Selon EITF, cette vague de désinformation a pris racine dans des erreurs de communication commises par la CEI. Des chiffres mal relayés, des graphiques incohérents et des données sorties de leur contexte ont suffi à alimenter la suspicion. Certaines publications ont ainsi affirmé que des localités avaient enregistré plus de votants que d’électeurs, alors qu’il s’agissait d’erreurs corrigées quelques heures plus tard. Mais le mal était fait. Sous des hashtags viraux comme #HoldUpElectoral ou #ADO16milleVoix, plus de 16 000 publications ont été partagées en quelques jours, atteignant près de sept millions de personnes.
Le rapport évoque aussi une implication de cyberactivistes opérant depuis des pays du Sahel, parfois liés à des régimes militaires, qui auraient coordonné la diffusion de ces contenus en s’appuyant sur des membres de la diaspora ivoirienne.
Autre facteur aggravant : la récupération d’extraits de médias français. Des commentaires sur le “faible taux de participation” ou la “victoire attendue du président sortant”, sortis de leur contexte, ont été diffusés massivement pour accréditer l’idée d’un scrutin truqué. Une stratégie classique de “cooptation d’autorité” qui consiste à détourner la crédibilité des médias pour renforcer une narration manipulée.
Pour les experts de l’EITF, la désinformation électorale n’est plus un simple phénomène annexe, mais une arme politique.

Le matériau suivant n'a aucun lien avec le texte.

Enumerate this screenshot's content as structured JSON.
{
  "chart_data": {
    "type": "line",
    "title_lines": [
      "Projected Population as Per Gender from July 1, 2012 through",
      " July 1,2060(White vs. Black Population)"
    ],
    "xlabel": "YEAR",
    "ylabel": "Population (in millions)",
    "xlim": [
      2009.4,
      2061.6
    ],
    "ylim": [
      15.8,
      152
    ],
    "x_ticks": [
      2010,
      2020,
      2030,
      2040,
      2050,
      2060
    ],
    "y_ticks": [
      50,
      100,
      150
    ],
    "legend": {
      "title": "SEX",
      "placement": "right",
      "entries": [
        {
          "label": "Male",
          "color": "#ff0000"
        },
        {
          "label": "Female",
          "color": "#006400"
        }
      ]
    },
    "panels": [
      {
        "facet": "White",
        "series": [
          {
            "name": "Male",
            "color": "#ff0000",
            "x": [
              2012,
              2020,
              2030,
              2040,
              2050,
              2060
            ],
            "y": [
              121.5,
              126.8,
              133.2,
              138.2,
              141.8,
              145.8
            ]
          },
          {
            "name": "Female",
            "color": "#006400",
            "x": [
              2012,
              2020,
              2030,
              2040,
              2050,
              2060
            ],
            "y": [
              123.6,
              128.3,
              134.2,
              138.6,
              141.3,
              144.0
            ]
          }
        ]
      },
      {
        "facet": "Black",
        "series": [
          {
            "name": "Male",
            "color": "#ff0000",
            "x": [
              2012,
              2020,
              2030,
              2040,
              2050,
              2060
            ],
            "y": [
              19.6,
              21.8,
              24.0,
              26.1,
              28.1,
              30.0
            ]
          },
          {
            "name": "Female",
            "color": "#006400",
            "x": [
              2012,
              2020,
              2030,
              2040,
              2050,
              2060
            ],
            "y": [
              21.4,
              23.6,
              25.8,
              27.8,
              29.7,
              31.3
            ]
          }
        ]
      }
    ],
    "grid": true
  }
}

Elle s’appuie sur les émotions, exploite les failles institutionnelles et redessine les rapports de force, bien au-delà du jour du vote.
« Les manipulations d’information ne s’arrêtent pas avec le scrutin. Elles prolongent la bataille politique sur le terrain numérique », note un expert cité dans le rapport.
Face à ce constat, l’EITF appelle à un renforcement de la communication de la CEI, une meilleure collaboration avec les médias de vérification des faits, et une vigilance accrue face aux campagnes d’influence venues de l’étranger.
La présidentielle de 2025 aura donc laissé deux leçons : l’une dans les urnes, l’autre sur les écrans. En Côte d’Ivoire, comme ailleurs en Afrique, la démocratie ne se joue plus seulement dans les bureaux de vote, mais aussi dans l’arène volatile et sans frontières des réseaux sociaux.